Posture moderne dans cette industrie de la BD qui porte à peine ce nom, et qui se cherche en plein mai 68. Vance donnera à Greg l’image que ses mots exigent. Cadrages cinématographiques, gueules oscillante entre caricature et réalisme, couleurs qui osent. Bref, tout est prêt pour ce qui restera la pierre angulaire de l’œuvre de Vance... Jean Van Hamme, qui cherche à donner corps à son héros, inspiré de l’amnésique Jason Bourne.
En 1984, Le jour du soleil noir, le premier tome de XIII, paraît. Il y en aura dix-neuf scénarisés par Van Hamme et mis en formes par Vance. Et c’est la claque ! L’équilibre parfait entre un scénario touffu, dense, tordu, et un dessin à l’efficacité bluffante. Succès immédiat, cette série reste un jalon. Une bande dessinée tous publics, avec ce qu’il faut d’aventures, de violence et d’érotisme. Une alchimie rare, qu’on doit sans doute à la virtuosité de Vance, qui exécutait, durant 48 planches haletantes, un dessin lisible et riche, sexy et viril, et qu’il terminait par une couverture aux vertus picturales indéniables.
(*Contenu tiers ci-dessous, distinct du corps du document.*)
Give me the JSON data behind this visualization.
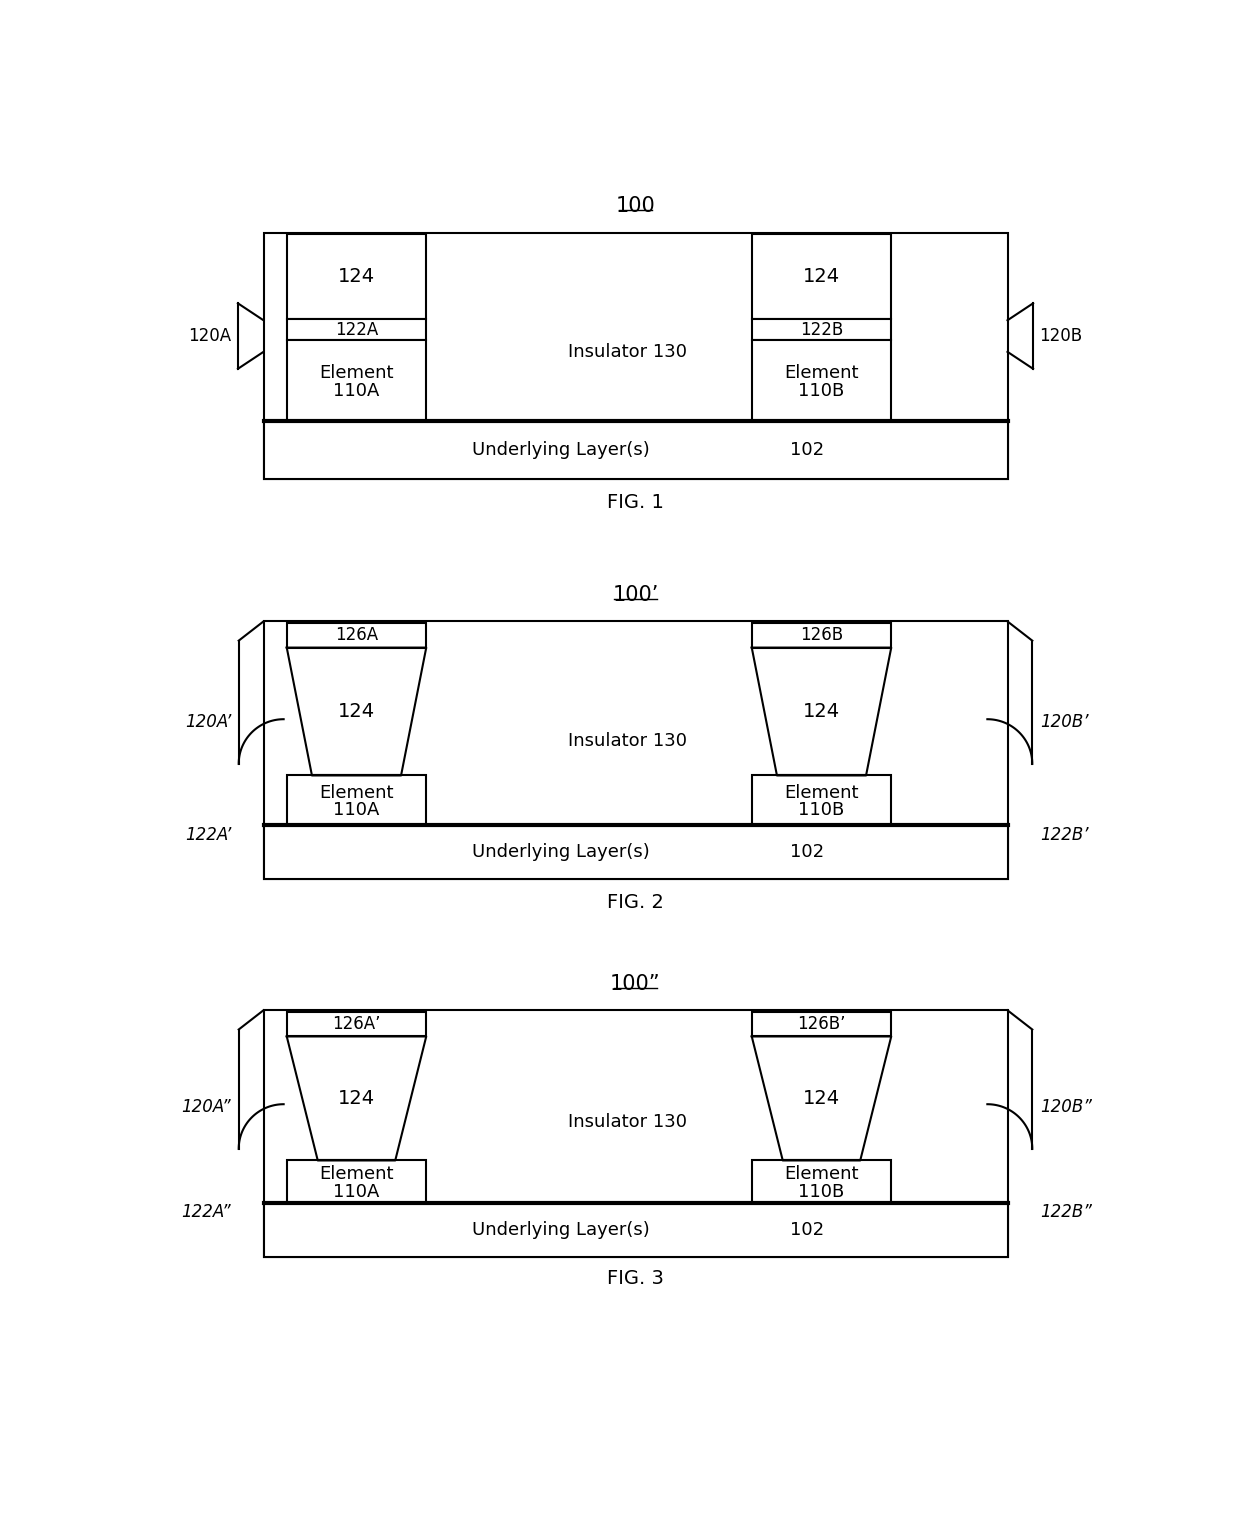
{
  "bg_color": "#ffffff",
  "line_color": "#000000",
  "fig_width": 12.4,
  "fig_height": 15.21,
  "title1": "100",
  "title2": "100’",
  "title3": "100”",
  "figlabel1": "FIG. 1",
  "figlabel2": "FIG. 2",
  "figlabel3": "FIG. 3",
  "insulator_label": "Insulator 130",
  "underlying_label": "Underlying Layer(s)",
  "label_102": "102",
  "label_124": "124",
  "label_122A": "122A",
  "label_122B": "122B",
  "label_126A": "126A",
  "label_126B": "126B",
  "label_126Ap": "126A’",
  "label_126Bp": "126B’",
  "label_110A": "Element\n110A",
  "label_110B": "Element\n110B",
  "label_120A": "120A",
  "label_120B": "120B",
  "label_120Ap": "120A’",
  "label_120Bp": "120B’",
  "label_122Ap": "122A’",
  "label_122Bp": "122B’",
  "label_120App": "120A”",
  "label_120Bpp": "120B”",
  "label_122App": "122A”",
  "label_122Bpp": "122B”"
}
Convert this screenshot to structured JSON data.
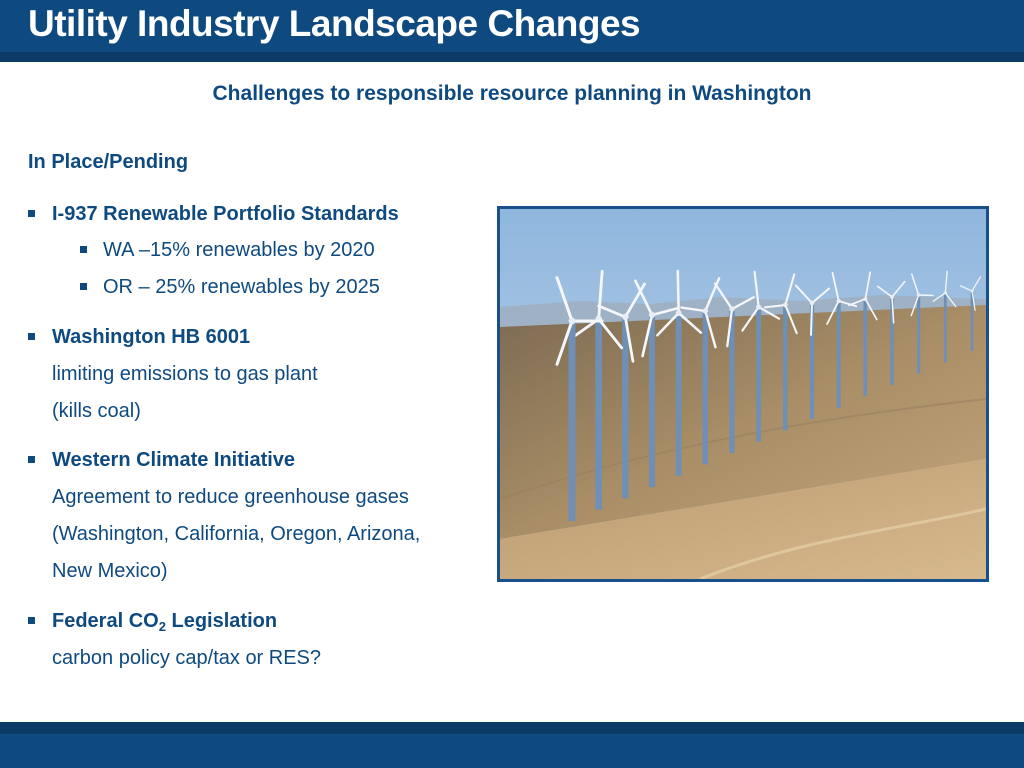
{
  "slide": {
    "title": "Utility Industry Landscape Changes",
    "subtitle": "Challenges to responsible resource planning in Washington",
    "section_heading": "In Place/Pending"
  },
  "bullets": [
    {
      "heading": "I-937 Renewable Portfolio Standards",
      "sub_items": [
        "WA –15% renewables by 2020",
        "OR – 25% renewables by 2025"
      ]
    },
    {
      "heading": "Washington HB 6001",
      "lines": [
        "limiting emissions to gas plant",
        "(kills coal)"
      ]
    },
    {
      "heading": "Western Climate Initiative",
      "lines": [
        "Agreement to reduce greenhouse gases",
        "(Washington, California, Oregon, Arizona,",
        "New Mexico)"
      ]
    },
    {
      "heading_prefix": "Federal CO",
      "heading_subscript": "2",
      "heading_suffix": " Legislation",
      "lines": [
        "carbon policy cap/tax or RES?"
      ]
    }
  ],
  "colors": {
    "brand_blue": "#0e4a80",
    "dark_blue": "#0b3a66"
  }
}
Aujourd’hui, même si les deux compères avaient laissé à d’autres les rênes de la destinée de leur amnésique ultra bankable, entre séries télé et spin off, il restera à jamais leur enfant, fruit de deux génies qui ont pu offrir à leurs nombreux lecteurs une série accessible et intelligente. Si XIII ne disparaît pas avec le départ définitif du grand Vance, il n’en est pas moins orphelin.